Austin Mini Cooper HIF Carb Installation
Although there are a number of different versions of the HIF type carb, they all essentially share the same type of connection layout. The diagram below depicts the most common type - the connections can be on either the right hand side (as illustrated below) or the left hand side. Some have the connections shared on either side. Whichever, the port functions are the same.
It isn't essential the crankcase breather pipe be connected - you really don't want that choking crap from the crankcase spoiling your nice, fresh, fuel-rich incoming mixture - but it's obviously essential to block the port off if you don't. A blob of RTV Silicone is sufficient in most cases.
To adjuster mixture - screw the adjuster in to richen, out to weaken. There may be a 'anti-tampering' cap in there on some carbs - just hook it out.
On some HIF carbs - predominantly used on later Ital (Marina) and Maestro A+ low compression engines - there can be a black hose looped from a port on top of the carb to manifold flange to the float chamber breather/overflow port. This is a leaning-out device for when running at cruising speed on small throttle openings. This needs removing before it's really useful on tuned Minis. Just block the flange-mounted port off, and breath the float chamber to atmosphere as normal.

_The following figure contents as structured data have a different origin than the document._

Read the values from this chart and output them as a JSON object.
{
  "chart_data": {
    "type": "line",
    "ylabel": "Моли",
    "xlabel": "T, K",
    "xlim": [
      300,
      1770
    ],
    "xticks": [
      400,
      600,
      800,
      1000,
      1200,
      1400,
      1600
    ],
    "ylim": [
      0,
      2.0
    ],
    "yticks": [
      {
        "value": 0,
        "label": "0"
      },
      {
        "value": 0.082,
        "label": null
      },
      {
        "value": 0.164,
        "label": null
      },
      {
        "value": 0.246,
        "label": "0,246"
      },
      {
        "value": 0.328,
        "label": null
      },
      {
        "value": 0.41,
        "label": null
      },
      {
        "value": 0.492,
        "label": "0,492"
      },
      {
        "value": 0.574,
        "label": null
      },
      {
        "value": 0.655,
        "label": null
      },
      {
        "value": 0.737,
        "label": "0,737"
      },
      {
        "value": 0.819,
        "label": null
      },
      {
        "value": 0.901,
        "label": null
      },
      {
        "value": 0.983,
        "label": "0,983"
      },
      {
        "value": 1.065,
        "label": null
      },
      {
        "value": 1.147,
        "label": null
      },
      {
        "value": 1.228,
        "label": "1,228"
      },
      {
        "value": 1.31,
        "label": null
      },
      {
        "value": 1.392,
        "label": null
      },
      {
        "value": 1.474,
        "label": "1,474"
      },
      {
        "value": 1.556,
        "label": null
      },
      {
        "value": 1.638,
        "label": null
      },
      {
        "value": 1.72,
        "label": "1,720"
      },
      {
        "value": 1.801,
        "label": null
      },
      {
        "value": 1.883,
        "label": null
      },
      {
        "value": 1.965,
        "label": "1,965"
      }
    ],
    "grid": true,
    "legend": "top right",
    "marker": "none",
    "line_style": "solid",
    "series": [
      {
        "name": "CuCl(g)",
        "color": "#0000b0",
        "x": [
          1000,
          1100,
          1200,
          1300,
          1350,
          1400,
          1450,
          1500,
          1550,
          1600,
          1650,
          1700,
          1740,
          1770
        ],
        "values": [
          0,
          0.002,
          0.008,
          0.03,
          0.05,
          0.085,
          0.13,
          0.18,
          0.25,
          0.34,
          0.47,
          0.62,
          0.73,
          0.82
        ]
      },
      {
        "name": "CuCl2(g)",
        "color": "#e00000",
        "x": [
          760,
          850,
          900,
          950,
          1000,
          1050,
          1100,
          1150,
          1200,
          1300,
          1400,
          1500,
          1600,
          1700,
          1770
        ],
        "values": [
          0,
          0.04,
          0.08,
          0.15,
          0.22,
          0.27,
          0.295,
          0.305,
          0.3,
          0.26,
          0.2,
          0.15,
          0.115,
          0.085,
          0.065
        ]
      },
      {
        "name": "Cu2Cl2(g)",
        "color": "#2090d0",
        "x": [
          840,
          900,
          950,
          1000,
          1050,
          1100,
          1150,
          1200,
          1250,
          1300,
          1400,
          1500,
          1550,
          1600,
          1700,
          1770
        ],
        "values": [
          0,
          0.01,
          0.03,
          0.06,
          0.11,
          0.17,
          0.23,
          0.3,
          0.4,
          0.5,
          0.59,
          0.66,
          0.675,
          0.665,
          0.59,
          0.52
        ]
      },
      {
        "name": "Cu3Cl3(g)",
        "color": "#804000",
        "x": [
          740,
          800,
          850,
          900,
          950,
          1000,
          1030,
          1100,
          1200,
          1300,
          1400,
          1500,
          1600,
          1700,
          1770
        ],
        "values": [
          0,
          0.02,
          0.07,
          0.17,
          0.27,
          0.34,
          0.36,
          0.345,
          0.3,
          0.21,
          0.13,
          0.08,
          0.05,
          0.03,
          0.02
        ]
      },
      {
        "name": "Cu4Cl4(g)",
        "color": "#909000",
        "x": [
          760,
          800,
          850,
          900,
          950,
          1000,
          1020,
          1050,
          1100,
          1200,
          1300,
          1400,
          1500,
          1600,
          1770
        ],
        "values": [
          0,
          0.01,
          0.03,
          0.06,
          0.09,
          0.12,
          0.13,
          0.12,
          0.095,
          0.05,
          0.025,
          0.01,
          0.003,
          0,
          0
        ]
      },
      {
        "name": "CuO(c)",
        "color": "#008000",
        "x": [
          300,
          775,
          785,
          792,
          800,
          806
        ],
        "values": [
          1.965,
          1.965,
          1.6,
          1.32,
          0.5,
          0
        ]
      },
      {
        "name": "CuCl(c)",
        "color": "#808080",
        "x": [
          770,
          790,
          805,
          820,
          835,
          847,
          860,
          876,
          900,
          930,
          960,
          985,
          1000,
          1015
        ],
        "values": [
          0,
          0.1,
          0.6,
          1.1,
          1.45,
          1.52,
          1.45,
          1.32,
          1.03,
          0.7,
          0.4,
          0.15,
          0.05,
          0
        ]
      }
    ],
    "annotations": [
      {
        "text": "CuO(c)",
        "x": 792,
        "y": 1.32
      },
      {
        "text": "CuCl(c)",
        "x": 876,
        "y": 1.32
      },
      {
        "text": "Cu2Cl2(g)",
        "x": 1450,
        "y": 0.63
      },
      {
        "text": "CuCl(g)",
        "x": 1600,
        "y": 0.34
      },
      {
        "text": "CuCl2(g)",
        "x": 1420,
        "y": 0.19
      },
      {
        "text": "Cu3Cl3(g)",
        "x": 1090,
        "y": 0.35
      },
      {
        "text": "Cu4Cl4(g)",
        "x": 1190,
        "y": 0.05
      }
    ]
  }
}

Unlike the H and HS type carbs, the choke circuit is controlled internally by a special port controlled by a tapered spindle - so there's no messing about with choke linkages needed. Simply connect the cable up.
The standard Mini mechanical fuel pump is more than enough to feed the 1.75" HIF carb up to about 115-120bhp. Outputs higher than this that are to be used at maximum power/rpm for any length of time, it's advisable to think about fitting an electrical pump to ensure constant delivery at max power/high engine speeds. Required pressure is 2.7-3.0psi with a flow-rate in the order of 15-18 gallons per hour. And unless the car is being driven flat out all the time - a pressure regulator is highly advisable to avoid rough-running at idle (caused by over-rich mixture as the carb is shaken about) and flow valve seat damage.
Using pumps that produce higher pressures and flow-rates than this are purely over-kill and will make a regulator an absolute necessity. Get a good quality one as it'll be earning it's living!
1 - FUEL INLET PORT
2 - FLOAT CHAMBER OVERFLOW/BREATER
3 - CRANKCASE BREATHER PIPE CONNECTION
4 - FUEL MIXTURE ADJUSTMENT
Vac pipe take-off -
On some HIF carbs, the vac take-off sighted just after the butterfly - that's between the butterfly and the carb to manifold mounting flange - has been eliminated. Instead, the engines these carbs are fitted to use a vac take off in the manifold. The reason for this is again wholly idle emissions orientated. The higher vacuum that exists in the manifold area can be used to pull more ignition advance. Theoretically this will reduce emissions at idle. Unfortunately it's exposed to induction pulsing. In the A-series, this is UGLY. The pulsing and high manifold vacuum causes rough idling. Particularly where anything 'sportier' (ANYTHING) than a bog-stock-standard cam profile is used.
Classic example - the MG Metro. Its adventurously sporty cam makes for a slightly lumpy idle. This increases idle speed emissions, so Rover use manifold-sourced vacuum to increase idle speed ignition timing via the vac advance. We're talking 28 degrees of ignition timing here! Doesn't work because the pulsing created by the cam causes erratic ignition timing, culminating in running on. So an anti-run-on valve was fitted as a modification. Vicious circle. After messing about trying to solve the emission problems this caused, it was found that changing the originally quoted valve clearances to 0.014"inlet /0.017" exhaust (effectively reducing the cam over-lap) helped dramatically. And, like I said earlier, the sportier the profile, the worse it becomes. Even worse - when running, this system can cause ignition advances in the order of 50 degrees on lift-off and on again - an absolute sure-fire recipe for savage detonation.
The solution is easy - remove the vac take-off from the manifold and fit it back to just in front of the butterfly where it should be. If you need to drill a port to accept the vac pipe take-off it needs to be sited 9/16" back from the carb to manifold mounting face, offset slightly to one side. I.e. NOT at the dead centre, or 'peak' of the butterfly bore. And usually set off away from the crankcase breather port. Usually the vac pipe take-offs fit a 1/8" diameter hole - but measure whatever you're going to use before drilling. You're looking for an interference/air tight fit.